Windhoek-The Namibia Professional Hunters Association (NAPHA) has explained the rationale behind the recent killing of a “problem lion” at Sesfontein Conservancy that was authorised by the Ministry of Environment and Tourism (MET).
In a statement issued on Tuesday NAPHA expressed disappointment with what it terms an ill-informed public outcry towards a NAPHA member and outfitter regarding the marketing of a trophy lion, as per letter issued to Sesfontein Conservancy by the MET for a human-wildlife conflict lion.
“This last resort effort was made by the MET in order to manage human-wildlife conflict and in part reimburse those affected by this conflict. This seems to strike at the heart of the general misunderstanding about the role of conservancies, as well as protected areas and a general ignorance of landscape ecology overall.
“It seems that the public thinks of these areas as something akin to large zoos, offering absolute protection to every single individual animal, rather than conserving populations and balancing land-use for all Namibians,” said NAPHA president Danene van der Westhuyzen.
“Due to these ill-informed and unfounded facts being distributed widely through various social and media platforms, blame is being placed on all the wrong parties,” van der Westhuyzen further stated.
“NAPHA holds a very good relationship with the Ministry of Environment and Tourism, justifiably by being an organisation which stands on firm principles and beliefs and by actively participating in strategic planning and mitigation.
The Ministry of Environment has justly followed its mandate and instructions, as per our national Constitution in trying to manage human-wildlife conflict in a way that recognizes the rights and development needs of local communities, recognises the need to promote biodiversity conservation, as well as self-reliance and ensuring that decision-making is quick, efficient and based on the best available information, he said.
The MET and NAPHA also recognize that it will never be possible to eradicate all human-wildlife conflict, but that conflict has to be managed in the most effective and efficient way possible.
“It should also be recognized that people and wildlife live in an interconnected and dynamic environment, that land-use patterns are changing and that wildlife distribution patterns equally are changing, as animal populations recover and recolonise former parts of their distribution areas,” he stated.
“The claims that this specific male lion is the ‘last male desert lion’, is factually not correct.

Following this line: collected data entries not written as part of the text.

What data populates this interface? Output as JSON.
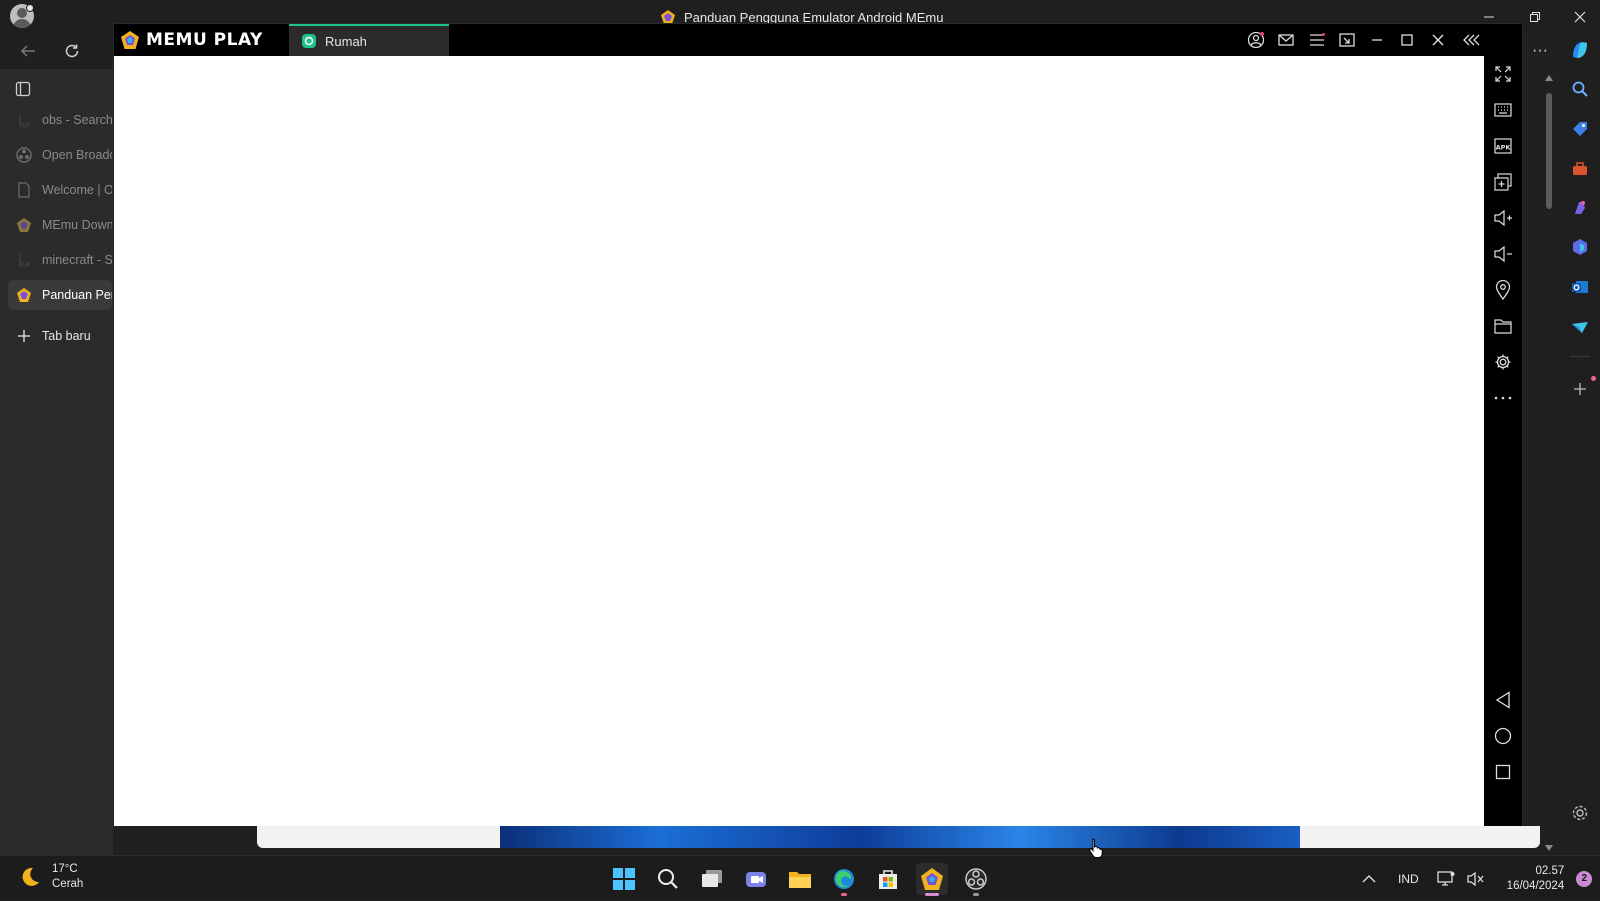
{
  "browser": {
    "window_title": "Panduan Pengguna Emulator Android MEmu",
    "tabs": [
      {
        "label": "obs - Search",
        "icon": "bing-icon",
        "active": false
      },
      {
        "label": "Open Broadcaster Software",
        "icon": "obs-icon",
        "active": false
      },
      {
        "label": "Welcome | OBS",
        "icon": "page-icon",
        "active": false
      },
      {
        "label": "MEmu Download",
        "icon": "memu-icon",
        "active": false
      },
      {
        "label": "minecraft - Search",
        "icon": "bing-icon",
        "active": false
      },
      {
        "label": "Panduan Pengguna",
        "icon": "memu-icon",
        "active": true
      }
    ],
    "new_tab_label": "Tab baru",
    "more_menu": "···"
  },
  "memu": {
    "logo_text": "MEMU PLAY",
    "tab_label": "Rumah",
    "accent": "#1ec28b"
  },
  "taskbar": {
    "weather_temp": "17°C",
    "weather_desc": "Cerah",
    "language": "IND",
    "time": "02.57",
    "date": "16/04/2024",
    "notification_count": "2"
  }
}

Furthermore, various communities have been threatening to poison or shoot the remaining lions in the affected areas, should actions not be taken to interrupt this problem.
“As stipulated in the letter issued to the conservancy, all possible measures were taken to prevent conflict. MET was, however, requested to deliberate again regarding this matter and will revert… to NAPHA shortly.
“It is rather a shame that the Namibian public, by choice, would preferably support one animal instead of its national policy in encouraging balanced land-use for all Namibians.
“It is in nobody’s interest to eradicate any species in Namibia and ultimately we all have the same goal at heart – conserving our valuable wildlife through sustainable use,” he concluded.